What is the easiest way to add a string on the beginning of every line of the file from the command line?

:|paste -d'foo ' - - - - input > output

(just kidding, though you'll probably find it's the fastest of all the solutions posted here :-b).

The canonical way is:

sed 's/^/foo /' < input > output

However, it's not easily adapted to arbitrary strings. For instance,

sed "s/^/$var /"

Only works if $var doesn't contain, &, \, / nor newline characters.

In that regard,

export var
awk '{print ENVIRON["var"], $0}'

or

perl -pe '$_="$ENV{var} $_"'

would work better.


You can use sed:

sed -i 's/^/your_string /' your_file

Thanks to Stephane and Marco's comments, note that the -i option isn't POSIX. A POSIX way to do the above would be

sed 's/^/your_string /' your_file > tmp_copy && mv tmp_copy your_file

or perl:

perl -pi -e 's/^/your_string /' your_file

Explanation

Both commands perform a regex substitution, replacing the beginning of a line (^) with your desired string.
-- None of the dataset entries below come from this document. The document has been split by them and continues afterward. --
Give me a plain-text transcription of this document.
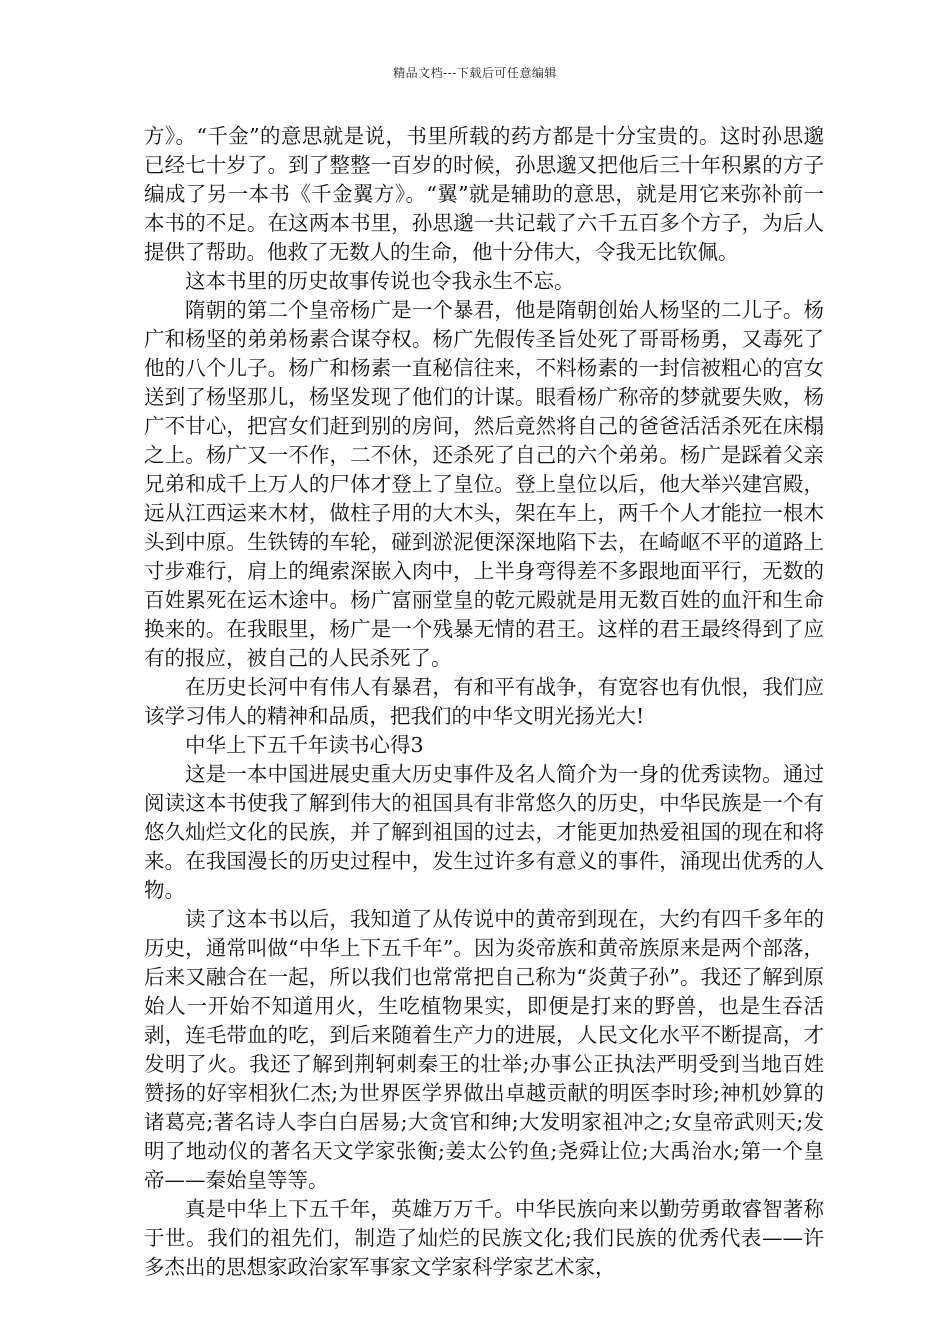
精品文档---下载后可任意编辑

方》。“千金”的意思就是说，书里所载的药方都是十分宝贵的。这时孙思邈已经七十岁了。到了整整一百岁的时候，孙思邈又把他后三十年积累的方子编成了另一本书《千金翼方》。“翼”就是辅助的意思，就是用它来弥补前一本书的不足。在这两本书里，孙思邈一共记载了六千五百多个方子，为后人提供了帮助。他救了无数人的生命，他十分伟大，令我无比钦佩。

这本书里的历史故事传说也令我永生不忘。

隋朝的第二个皇帝杨广是一个暴君，他是隋朝创始人杨坚的二儿子。杨广和杨坚的弟弟杨素合谋夺权。杨广先假传圣旨处死了哥哥杨勇，又毒死了他的八个儿子。杨广和杨素一直秘信往来，不料杨素的一封信被粗心的宫女送到了杨坚那儿，杨坚发现了他们的计谋。眼看杨广称帝的梦就要失败，杨广不甘心，把宫女们赶到别的房间，然后竟然将自己的爸爸活活杀死在床榻之上。杨广又一不作，二不休，还杀死了自己的六个弟弟。杨广是踩着父亲兄弟和成千上万人的尸体才登上了皇位。登上皇位以后，他大举兴建宫殿，远从江西运来木材，做柱子用的大木头，架在车上，两千个人才能拉一根木头到中原。生铁铸的车轮，碰到淤泥便深深地陷下去，在崎岖不平的道路上寸步难行，肩上的绳索深嵌入肉中，上半身弯得差不多跟地面平行，无数的百姓累死在运木途中。杨广富丽堂皇的乾元殿就是用无数百姓的血汗和生命换来的。在我眼里，杨广是一个残暴无情的君王。这样的君王最终得到了应有的报应，被自己的人民杀死了。

在历史长河中有伟人有暴君，有和平有战争，有宽容也有仇恨，我们应该学习伟人的精神和品质，把我们的中华文明光扬光大!

中华上下五千年读书心得3

这是一本中国进展史重大历史事件及名人简介为一身的优秀读物。通过阅读这本书使我了解到伟大的祖国具有非常悠久的历史，中华民族是一个有悠久灿烂文化的民族，并了解到祖国的过去，才能更加热爱祖国的现在和将来。在我国漫长的历史过程中，发生过许多有意义的事件，涌现出优秀的人物。

读了这本书以后，我知道了从传说中的黄帝到现在，大约有四千多年的历史，通常叫做“中华上下五千年”。因为炎帝族和黄帝族原来是两个部落，后来又融合在一起，所以我们也常常把自己称为“炎黄子孙”。我还了解到原始人一开始不知道用火，生吃植物果实，即便是打来的野兽，也是生吞活剥，连毛带血的吃，到后来随着生产力的进展，人民文化水平不断提高，才发明了火。我还了解到荆轲刺秦王的壮举;办事公正执法严明受到当地百姓赞扬的好宰相狄仁杰;为世界医学界做出卓越贡献的明医李时珍;神机妙算的诸葛亮;著名诗人李白白居易;大贪官和绅;大发明家祖冲之;女皇帝武则天;发明了地动仪的著名天文学家张衡;姜太公钓鱼;尧舜让位;大禹治水;第一个皇帝——秦始皇等等。

真是中华上下五千年，英雄万万千。中华民族向来以勤劳勇敢睿智著称于世。我们的祖先们，制造了灿烂的民族文化;我们民族的优秀代表——许多杰出的思想家政治家军事家文学家科学家艺术家，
The -i switch in both commands makes sure the file is edited in place (i.e. the changes are reflected in the file instead of printed to stdout).
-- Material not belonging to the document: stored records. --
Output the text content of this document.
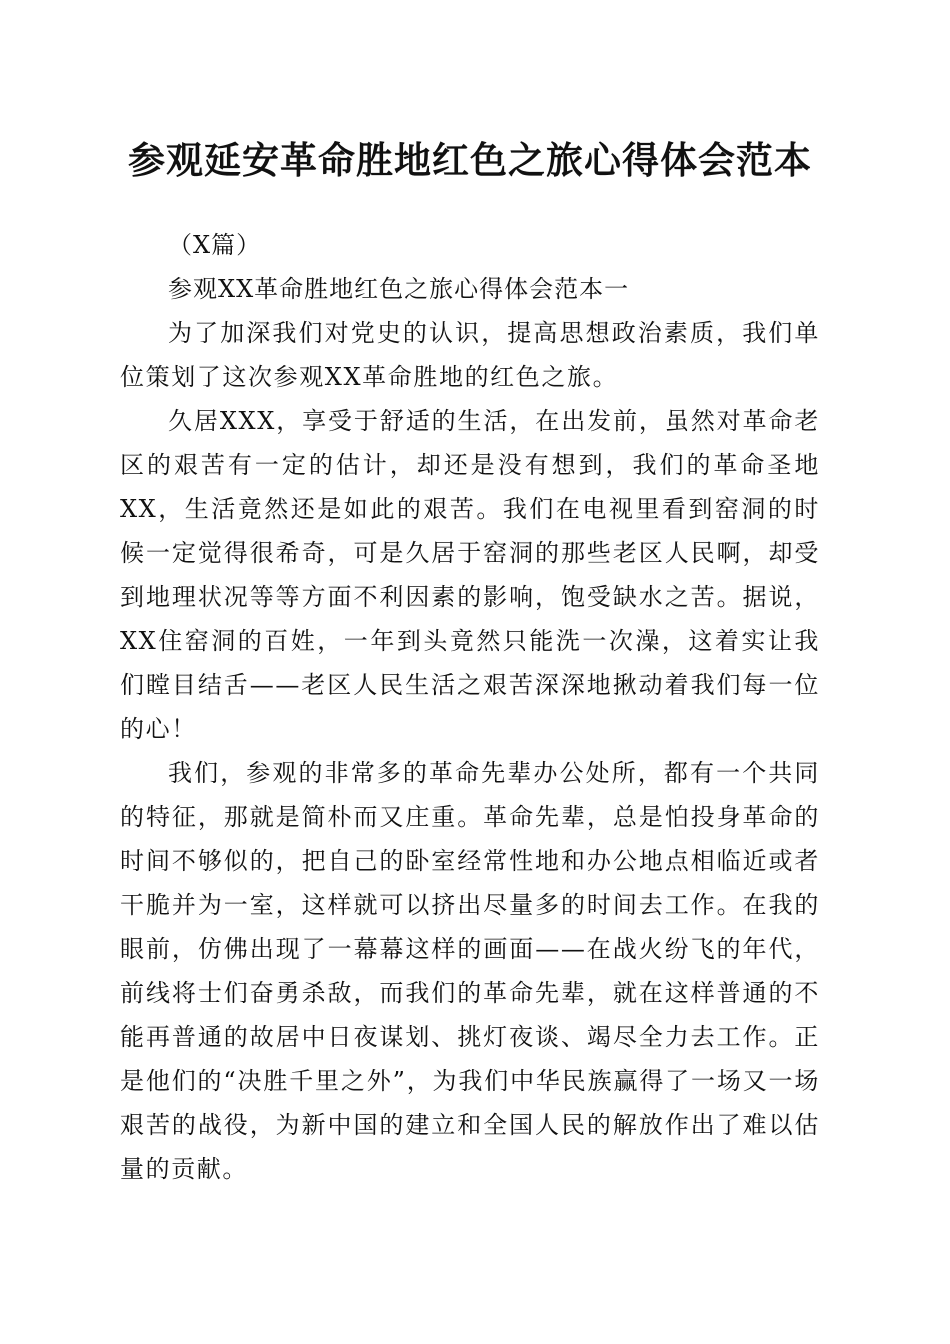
参观延安革命胜地红色之旅心得体会范本

（X篇）

参观XX革命胜地红色之旅心得体会范本一

为了加深我们对党史的认识，提高思想政治素质，我们单位策划了这次参观XX革命胜地的红色之旅。

久居XXX，享受于舒适的生活，在出发前，虽然对革命老区的艰苦有一定的估计，却还是没有想到，我们的革命圣地XX，生活竟然还是如此的艰苦。我们在电视里看到窑洞的时候一定觉得很希奇，可是久居于窑洞的那些老区人民啊，却受到地理状况等等方面不利因素的影响，饱受缺水之苦。据说，XX住窑洞的百姓，一年到头竟然只能洗一次澡，这着实让我们瞠目结舌——老区人民生活之艰苦深深地揪动着我们每一位的心！

我们，参观的非常多的革命先辈办公处所，都有一个共同的特征，那就是简朴而又庄重。革命先辈，总是怕投身革命的时间不够似的，把自己的卧室经常性地和办公地点相临近或者干脆并为一室，这样就可以挤出尽量多的时间去工作。在我的眼前，仿佛出现了一幕幕这样的画面——在战火纷飞的年代，前线将士们奋勇杀敌，而我们的革命先辈，就在这样普通的不能再普通的故居中日夜谋划、挑灯夜谈、竭尽全力去工作。正是他们的“决胜千里之外”，为我们中华民族赢得了一场又一场艰苦的战役，为新中国的建立和全国人民的解放作出了难以估量的贡献。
sed should be available on any POSIX-compliant OS and perl should be available on most modern Unices except perhaps for the ones that have gone through the effort of removing it.
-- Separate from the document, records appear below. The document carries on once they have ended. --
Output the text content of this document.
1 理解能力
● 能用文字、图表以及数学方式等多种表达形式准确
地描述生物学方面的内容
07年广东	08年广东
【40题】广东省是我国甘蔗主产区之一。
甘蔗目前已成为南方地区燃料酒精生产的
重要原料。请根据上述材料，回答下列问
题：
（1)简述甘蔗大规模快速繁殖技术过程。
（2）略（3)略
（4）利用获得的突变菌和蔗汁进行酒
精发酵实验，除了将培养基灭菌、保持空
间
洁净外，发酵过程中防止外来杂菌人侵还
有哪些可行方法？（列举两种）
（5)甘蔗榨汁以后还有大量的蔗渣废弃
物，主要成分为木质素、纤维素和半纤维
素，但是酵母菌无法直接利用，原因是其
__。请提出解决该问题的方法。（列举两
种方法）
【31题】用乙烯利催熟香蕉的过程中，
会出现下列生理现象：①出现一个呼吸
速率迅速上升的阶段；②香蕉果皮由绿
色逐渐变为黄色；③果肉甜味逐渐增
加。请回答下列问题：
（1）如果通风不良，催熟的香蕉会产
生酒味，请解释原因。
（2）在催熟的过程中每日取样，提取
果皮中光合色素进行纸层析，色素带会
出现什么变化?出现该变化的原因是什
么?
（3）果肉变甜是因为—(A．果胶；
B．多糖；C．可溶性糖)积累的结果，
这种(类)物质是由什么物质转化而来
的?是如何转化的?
I present a solution using awk prepending the string “foo”.

awk '{ print "foo", $0; }' input > output

awk is cross-platform and available on any POSIX system. It does not do in-place editing. If you want to edit a file without creating a second one, you will have to use a temporary file. See Joseph's sed answer, it shows the syntax. Another hack is to use the following syntax, which is basically creating a temporary file with the same file name as the original file.